Some people in this thread have come away thinking that it was a film about Hanks' development over several lifetimes. Whereas I came away thinking it was about the comet-marked soul's development over several lifetimes.

As for whether there's some kind of social or societal message to be gotten out of the race bending and gender bending, I don't know. If there is, nobody seems able to really vocalize it as of yet.

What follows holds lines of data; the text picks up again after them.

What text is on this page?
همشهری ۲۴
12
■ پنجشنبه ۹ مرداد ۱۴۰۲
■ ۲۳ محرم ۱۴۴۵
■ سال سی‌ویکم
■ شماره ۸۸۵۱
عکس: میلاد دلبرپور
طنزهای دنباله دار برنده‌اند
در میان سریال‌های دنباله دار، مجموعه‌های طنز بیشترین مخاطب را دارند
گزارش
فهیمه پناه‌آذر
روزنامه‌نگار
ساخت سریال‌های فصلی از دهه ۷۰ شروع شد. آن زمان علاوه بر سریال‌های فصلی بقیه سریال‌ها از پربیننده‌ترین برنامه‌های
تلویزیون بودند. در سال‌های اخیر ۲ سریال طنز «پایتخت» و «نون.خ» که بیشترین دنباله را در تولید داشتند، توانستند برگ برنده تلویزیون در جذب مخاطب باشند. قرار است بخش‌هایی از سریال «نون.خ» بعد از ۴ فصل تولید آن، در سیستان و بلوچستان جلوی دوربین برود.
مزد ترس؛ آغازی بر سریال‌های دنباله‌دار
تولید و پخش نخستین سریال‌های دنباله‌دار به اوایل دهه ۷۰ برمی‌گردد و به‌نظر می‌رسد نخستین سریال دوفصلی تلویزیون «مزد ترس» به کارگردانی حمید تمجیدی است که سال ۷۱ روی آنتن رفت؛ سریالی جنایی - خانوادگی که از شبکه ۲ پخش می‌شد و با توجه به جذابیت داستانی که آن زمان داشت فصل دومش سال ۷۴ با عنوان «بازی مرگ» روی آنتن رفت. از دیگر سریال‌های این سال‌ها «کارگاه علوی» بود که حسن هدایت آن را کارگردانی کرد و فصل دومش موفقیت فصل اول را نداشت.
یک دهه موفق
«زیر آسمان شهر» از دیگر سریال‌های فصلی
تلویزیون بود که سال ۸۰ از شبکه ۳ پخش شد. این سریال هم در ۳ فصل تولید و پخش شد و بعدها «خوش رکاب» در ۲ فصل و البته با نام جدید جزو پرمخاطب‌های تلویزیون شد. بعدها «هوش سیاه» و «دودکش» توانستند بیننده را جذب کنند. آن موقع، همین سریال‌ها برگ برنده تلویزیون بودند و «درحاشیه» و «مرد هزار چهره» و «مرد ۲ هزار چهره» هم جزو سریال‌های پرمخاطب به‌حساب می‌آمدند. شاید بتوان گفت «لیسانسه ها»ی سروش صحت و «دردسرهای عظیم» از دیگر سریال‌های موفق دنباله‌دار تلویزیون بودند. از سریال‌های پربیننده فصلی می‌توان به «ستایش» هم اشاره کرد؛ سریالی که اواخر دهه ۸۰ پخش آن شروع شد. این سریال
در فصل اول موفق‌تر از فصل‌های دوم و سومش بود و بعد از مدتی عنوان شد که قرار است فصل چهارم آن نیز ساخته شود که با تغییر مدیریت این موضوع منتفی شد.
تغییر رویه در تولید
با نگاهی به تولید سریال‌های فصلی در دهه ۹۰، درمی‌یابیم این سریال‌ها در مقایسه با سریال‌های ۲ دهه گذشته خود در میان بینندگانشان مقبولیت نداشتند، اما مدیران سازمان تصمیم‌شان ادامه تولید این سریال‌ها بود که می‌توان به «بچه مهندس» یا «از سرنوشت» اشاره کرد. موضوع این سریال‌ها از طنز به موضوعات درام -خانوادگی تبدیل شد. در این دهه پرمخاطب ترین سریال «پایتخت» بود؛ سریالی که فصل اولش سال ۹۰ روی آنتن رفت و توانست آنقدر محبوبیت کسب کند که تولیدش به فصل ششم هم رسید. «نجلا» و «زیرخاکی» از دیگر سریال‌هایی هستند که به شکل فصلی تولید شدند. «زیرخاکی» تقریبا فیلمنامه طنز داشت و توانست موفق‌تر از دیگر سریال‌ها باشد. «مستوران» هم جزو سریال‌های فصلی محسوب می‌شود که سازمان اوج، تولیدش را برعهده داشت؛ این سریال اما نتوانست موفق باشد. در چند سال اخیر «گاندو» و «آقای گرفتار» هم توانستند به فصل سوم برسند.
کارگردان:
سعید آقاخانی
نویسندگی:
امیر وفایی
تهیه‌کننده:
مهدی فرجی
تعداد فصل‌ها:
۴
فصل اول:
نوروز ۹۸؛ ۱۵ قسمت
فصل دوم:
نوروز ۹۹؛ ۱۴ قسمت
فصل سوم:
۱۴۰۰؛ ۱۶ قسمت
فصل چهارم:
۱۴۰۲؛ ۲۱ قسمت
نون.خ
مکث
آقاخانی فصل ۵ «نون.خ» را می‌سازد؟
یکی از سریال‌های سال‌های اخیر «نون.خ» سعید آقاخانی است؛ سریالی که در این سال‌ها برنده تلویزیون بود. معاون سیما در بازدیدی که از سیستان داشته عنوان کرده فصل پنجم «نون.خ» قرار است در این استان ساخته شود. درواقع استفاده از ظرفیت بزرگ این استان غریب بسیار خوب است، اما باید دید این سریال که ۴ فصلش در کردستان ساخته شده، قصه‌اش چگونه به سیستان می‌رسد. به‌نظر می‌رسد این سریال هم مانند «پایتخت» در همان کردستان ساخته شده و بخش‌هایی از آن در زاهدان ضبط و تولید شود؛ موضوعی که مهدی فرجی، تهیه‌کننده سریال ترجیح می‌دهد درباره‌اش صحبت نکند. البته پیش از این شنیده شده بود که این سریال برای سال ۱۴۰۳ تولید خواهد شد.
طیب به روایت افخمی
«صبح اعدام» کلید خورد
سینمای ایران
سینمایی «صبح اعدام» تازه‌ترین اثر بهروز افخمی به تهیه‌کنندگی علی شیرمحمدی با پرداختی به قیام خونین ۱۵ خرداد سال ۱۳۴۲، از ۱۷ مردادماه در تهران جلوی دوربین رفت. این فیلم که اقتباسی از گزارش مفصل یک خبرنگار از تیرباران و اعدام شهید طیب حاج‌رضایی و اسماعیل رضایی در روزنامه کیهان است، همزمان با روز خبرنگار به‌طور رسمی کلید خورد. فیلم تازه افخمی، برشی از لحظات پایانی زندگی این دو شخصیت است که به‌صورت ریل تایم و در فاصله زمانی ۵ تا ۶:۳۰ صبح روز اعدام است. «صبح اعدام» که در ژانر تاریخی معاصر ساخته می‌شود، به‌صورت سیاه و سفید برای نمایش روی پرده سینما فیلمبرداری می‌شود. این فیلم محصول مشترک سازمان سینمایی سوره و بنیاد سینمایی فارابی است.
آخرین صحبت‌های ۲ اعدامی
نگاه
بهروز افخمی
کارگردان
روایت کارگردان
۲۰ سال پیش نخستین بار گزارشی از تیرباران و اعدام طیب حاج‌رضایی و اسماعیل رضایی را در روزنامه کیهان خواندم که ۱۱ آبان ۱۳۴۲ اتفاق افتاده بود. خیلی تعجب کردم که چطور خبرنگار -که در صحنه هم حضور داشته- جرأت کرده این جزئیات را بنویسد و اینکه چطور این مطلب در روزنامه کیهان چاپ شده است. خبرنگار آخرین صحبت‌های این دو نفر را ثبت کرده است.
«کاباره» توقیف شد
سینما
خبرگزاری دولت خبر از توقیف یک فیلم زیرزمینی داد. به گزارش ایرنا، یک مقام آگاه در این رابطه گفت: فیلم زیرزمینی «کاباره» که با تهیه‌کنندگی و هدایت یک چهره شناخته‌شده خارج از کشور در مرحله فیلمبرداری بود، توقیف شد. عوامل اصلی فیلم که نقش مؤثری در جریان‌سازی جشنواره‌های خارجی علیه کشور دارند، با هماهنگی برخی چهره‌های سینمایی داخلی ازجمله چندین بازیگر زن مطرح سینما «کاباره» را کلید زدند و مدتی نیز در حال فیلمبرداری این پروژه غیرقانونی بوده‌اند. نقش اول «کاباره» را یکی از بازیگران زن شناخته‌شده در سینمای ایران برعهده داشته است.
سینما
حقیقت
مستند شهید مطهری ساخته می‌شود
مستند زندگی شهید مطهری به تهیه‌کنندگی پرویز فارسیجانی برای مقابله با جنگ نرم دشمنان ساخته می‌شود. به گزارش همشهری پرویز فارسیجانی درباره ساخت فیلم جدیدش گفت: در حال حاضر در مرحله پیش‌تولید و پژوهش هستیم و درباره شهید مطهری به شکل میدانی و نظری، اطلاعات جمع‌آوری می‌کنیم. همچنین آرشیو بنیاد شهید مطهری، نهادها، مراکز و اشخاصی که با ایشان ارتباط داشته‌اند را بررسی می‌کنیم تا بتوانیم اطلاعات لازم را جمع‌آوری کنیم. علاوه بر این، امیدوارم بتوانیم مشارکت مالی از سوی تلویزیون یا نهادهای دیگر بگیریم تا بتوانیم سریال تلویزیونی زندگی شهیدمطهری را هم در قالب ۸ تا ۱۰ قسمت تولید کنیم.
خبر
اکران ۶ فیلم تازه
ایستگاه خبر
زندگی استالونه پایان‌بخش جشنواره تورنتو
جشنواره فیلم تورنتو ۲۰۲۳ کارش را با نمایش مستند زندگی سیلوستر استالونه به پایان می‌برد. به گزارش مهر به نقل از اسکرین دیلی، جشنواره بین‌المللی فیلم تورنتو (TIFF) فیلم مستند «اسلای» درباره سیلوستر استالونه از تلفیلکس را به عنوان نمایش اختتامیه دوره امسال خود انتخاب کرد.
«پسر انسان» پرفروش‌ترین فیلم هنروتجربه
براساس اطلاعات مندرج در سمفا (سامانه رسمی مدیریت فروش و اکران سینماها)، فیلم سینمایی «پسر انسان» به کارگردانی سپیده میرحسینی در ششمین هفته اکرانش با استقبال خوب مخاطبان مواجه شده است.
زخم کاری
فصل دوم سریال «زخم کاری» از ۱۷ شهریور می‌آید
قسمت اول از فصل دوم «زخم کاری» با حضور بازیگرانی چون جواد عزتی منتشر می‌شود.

I actually dont think there is really a literal connection between the ages when it comes to things like reincarnation. If anything, all it really does is try and drive the point that everything is connected. I don't think the movie was trying to endorse that characters lived multiple lives. That comet mark is really the only thing that would suggest otherwise, but i think its just symbolic.
 

border

Member
The way Rufus Sixsmith notices the birthmark on Luisa Ray and immediately hits it off with her seems to imply that she's a direct reincarnation of his former boyfriend. I think the thing that will frustrate viewers is that it's not really possible to track where the souls go from story-to-story.....unless you buy into the possibility that "same actor = same soul" method of interpretation.
 

border

Member
I don't think the movie was trying to endorse that characters lived multiple lives. That comet mark is really the only thing that would suggest otherwise, but i think its just symbolic.

The movie constantly mentions reincarnation though. I don't think that's meant as a red herring or anything.

The generic summary text that is provided for the movie (on websites like RT, IMDB, Apple Trailers, etc) reads, "one soul is shaped from a killer into a hero". Which you could read as either Tom Hanks' development, or the development of the comet-marked soul. Either way it seems we are supposed to be able to track the trajectory of at least one person's soul over the course of many generations.
 
Just got back. Overall, loved it.

edit: I thought I followed all the actors/actresses really well, definitely missed some in the end credits.
 
I have a bad feeling this is going to bomb. Hard.

Even with all the A-list talent I don't think people have any idea of what to expect, and that's the biggest issue.